O sucesso do termo revela algo que vai muito além de uma moda digital. A chamada ‘villain Era’ surge como resposta a cultura em que agradar continua funcionando menos como traço de personalidade e mais como mecanismo de adaptação social. Dados da YouGov mostram que 69% das pessoas afirmam colocar as necessidades dos outros à frente das próprias com alguma frequência. Além disso, 29% dizem fazer grandes esforços para evitar conflitos de forma recorrente. Em um contexto como esse, estabelecer limites ainda pode ser interpretado como um gesto de ruptura.
Por isso, a relevância da ‘villain Era’ está menos em sua estética e mais no que ela expõe. O fenômeno joga luz sobre o desconforto social que ainda acompanha atitudes de autopreservação, especialmente quando elas partem de mulheres.
Essa percepção também aparece no ambiente profissional. Segundo o relatório Women @ Work 2025, da Deloitte, metade das mulheres sente que sua voz não é levada a sério no trabalho. Muitas afirmam calibrar o que dizem com base em como acreditam que serão percebidas, enquanto apenas uma em cada dez acredita que haveria uma resposta efetiva diante de uma denúncia ou problema formalizado. Quando o ambiente social ou corporativo penaliza quem causa desconforto, impor limites pode parecer excessivo, mesmo quando é necessário.
Nesse contexto, torna-se compreensível que muitas mulheres ainda demonstrem receio ao defender seus próprios interesses. Uma pesquisa qualitativa realizada pela FutureBrand identificou esse sentimento de forma recorrente: embora exista um esforço crescente para sustentar opiniões e decisões com mais firmeza, permanece a preocupação com a forma como essas atitudes serão interpretadas pelos outros.
O resultado revela uma tensão comum. De um lado, há o desejo de se posicionar de maneira mais assertiva; de outro, o medo de julgamentos e rótulos negativos. Nesse sentido, a chamada “villain era” não está necessariamente relacionada ao comportamento em si, mas à maneira como atitudes de autopreservação e estabelecimento de limites ainda são percebidas socialmente.
É justamente por isso que ela não celebra a falta de empatia ou o individualismo extremo. Seu significado cultural está em evidenciar que atitudes básicas de autopreservação ainda podem ser vistas como desvios de comportamento quando desafiam expectativas sociais historicamente construídas.

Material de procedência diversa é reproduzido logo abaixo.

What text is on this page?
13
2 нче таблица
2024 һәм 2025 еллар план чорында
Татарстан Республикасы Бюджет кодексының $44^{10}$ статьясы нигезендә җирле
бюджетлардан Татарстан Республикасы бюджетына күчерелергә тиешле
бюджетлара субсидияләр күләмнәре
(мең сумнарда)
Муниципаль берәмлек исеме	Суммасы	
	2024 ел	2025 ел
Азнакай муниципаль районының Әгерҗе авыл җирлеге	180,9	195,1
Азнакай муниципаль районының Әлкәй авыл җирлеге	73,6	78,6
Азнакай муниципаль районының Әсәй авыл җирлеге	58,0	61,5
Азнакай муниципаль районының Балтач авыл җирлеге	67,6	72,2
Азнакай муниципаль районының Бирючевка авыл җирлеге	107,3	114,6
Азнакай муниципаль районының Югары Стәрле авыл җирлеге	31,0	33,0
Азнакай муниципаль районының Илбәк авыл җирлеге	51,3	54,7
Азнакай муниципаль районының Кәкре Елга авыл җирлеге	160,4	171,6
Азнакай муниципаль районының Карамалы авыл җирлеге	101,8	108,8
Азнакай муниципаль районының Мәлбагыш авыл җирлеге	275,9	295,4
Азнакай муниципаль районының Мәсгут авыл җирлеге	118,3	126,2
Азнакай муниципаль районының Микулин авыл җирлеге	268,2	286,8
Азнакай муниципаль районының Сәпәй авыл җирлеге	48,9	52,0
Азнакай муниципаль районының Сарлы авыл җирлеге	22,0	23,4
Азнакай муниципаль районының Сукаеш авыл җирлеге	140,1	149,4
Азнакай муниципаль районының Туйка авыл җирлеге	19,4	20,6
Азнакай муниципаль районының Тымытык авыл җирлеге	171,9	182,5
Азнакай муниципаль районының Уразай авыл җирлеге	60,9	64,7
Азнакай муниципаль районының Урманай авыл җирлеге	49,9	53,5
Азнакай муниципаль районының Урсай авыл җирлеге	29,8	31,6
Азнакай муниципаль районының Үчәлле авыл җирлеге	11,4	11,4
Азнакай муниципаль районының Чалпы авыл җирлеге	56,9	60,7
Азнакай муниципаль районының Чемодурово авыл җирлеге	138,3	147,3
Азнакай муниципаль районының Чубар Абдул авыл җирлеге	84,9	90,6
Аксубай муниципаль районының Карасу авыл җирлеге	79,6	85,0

Para as marcas, esse movimento representa uma oportunidade de leitura cultural importante. O desafio não está em romantizar ou estetizar a figura da “vilã”, mas em compreender o desgaste emocional que existe por trás desse comportamento.

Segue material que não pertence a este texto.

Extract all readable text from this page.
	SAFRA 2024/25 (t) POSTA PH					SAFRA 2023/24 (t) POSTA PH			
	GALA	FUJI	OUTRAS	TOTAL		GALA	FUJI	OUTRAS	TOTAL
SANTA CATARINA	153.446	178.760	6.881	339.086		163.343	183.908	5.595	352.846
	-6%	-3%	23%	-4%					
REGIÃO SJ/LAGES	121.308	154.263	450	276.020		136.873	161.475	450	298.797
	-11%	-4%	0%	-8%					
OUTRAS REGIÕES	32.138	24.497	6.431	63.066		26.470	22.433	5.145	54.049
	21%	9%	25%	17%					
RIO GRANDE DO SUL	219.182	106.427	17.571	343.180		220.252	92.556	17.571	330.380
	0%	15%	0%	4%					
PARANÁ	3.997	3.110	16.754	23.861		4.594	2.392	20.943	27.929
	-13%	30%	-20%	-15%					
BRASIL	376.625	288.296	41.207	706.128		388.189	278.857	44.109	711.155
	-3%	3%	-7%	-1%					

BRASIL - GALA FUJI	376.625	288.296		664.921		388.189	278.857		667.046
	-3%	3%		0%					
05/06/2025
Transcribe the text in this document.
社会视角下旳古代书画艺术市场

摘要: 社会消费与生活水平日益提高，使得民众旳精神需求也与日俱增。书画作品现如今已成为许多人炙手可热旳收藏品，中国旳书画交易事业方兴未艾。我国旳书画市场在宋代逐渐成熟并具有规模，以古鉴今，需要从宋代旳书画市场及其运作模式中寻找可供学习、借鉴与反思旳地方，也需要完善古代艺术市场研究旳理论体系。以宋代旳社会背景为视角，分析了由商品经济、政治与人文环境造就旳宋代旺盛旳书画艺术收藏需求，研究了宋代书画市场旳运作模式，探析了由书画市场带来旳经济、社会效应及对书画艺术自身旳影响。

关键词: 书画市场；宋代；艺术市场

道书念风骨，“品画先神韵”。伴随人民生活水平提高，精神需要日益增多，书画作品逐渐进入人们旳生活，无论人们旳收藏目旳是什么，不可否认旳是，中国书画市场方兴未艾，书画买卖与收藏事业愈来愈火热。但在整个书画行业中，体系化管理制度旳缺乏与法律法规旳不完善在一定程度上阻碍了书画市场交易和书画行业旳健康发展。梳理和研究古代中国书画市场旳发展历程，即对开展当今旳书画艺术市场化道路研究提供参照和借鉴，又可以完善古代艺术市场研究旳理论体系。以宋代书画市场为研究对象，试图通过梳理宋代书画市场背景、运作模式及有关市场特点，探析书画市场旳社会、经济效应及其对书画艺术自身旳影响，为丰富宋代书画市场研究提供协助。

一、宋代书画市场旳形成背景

Um exemplo relevante é a campanha Dream Crazier, da Nike. O filme parte de um repertório familiar para muitas mulheres: a tendência de classificar como “dramáticas”, “emocionais” ou “loucas” aquelas que demonstram ambição, intensidade ou inconformismo. Em vez de evitar esses rótulos, a campanha os coloca no centro da narrativa para mostrar como características frequentemente valorizadas em homens, como liderança, competitividade e determinação, ainda são recebidas de maneira diferente quando expressas por mulheres.
O mérito da campanha está justamente em revelar esse filtro cultural. Mais do que falar sobre esporte ou performance, ela questiona por que a ocupação de espaços de poder e a demonstração de ambição continuam gerando desconforto quando fogem dos comportamentos socialmente esperados.

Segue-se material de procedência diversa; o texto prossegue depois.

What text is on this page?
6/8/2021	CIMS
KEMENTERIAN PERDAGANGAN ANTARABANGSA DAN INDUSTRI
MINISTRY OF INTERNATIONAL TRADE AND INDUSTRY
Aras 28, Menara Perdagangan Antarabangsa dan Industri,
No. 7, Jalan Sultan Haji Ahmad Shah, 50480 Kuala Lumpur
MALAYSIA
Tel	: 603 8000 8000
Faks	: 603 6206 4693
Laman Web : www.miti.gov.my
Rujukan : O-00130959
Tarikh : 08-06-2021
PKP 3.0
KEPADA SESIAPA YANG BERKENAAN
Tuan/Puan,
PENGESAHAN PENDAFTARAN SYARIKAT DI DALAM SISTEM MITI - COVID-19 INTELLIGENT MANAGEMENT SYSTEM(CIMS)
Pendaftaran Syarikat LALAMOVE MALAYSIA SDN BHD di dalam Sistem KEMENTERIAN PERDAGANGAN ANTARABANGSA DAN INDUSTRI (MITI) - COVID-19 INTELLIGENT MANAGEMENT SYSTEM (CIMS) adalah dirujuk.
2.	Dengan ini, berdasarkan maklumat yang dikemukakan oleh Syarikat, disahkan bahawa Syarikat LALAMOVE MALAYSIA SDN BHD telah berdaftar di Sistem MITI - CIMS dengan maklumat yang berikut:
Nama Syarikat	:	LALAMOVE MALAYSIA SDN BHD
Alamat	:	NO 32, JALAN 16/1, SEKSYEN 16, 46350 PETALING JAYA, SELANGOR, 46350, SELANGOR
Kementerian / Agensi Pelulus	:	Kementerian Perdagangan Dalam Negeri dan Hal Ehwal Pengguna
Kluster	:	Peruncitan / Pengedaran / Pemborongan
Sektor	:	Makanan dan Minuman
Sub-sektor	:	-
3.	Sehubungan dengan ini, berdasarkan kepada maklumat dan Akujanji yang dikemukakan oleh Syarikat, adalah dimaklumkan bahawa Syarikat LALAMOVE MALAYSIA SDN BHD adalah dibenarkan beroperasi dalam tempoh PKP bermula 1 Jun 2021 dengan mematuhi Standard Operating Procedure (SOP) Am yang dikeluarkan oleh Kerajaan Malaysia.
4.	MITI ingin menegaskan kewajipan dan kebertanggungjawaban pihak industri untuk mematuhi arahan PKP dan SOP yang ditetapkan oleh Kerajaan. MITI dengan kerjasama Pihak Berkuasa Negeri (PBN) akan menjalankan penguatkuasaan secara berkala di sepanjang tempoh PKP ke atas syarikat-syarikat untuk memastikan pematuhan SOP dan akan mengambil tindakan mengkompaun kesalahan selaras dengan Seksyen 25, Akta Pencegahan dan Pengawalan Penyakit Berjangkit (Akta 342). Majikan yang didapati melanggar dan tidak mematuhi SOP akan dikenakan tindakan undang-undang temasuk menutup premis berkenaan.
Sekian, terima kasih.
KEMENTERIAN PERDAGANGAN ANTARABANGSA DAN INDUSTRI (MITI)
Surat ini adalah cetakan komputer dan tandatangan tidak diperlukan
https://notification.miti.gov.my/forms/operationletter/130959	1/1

No fim, a popularidade da ‘villain era’ talvez revele menos a vontade de ser vista como má e mais o cansaço coletivo diante da obrigação constante de agradar. Afinal, quando colocar-se em primeiro lugar passa a ser interpretado como um ato de rebeldia, vale a pena perguntar: estamos falando de vilania ou apenas da frustração de quem já não ocupa o centro das decisões?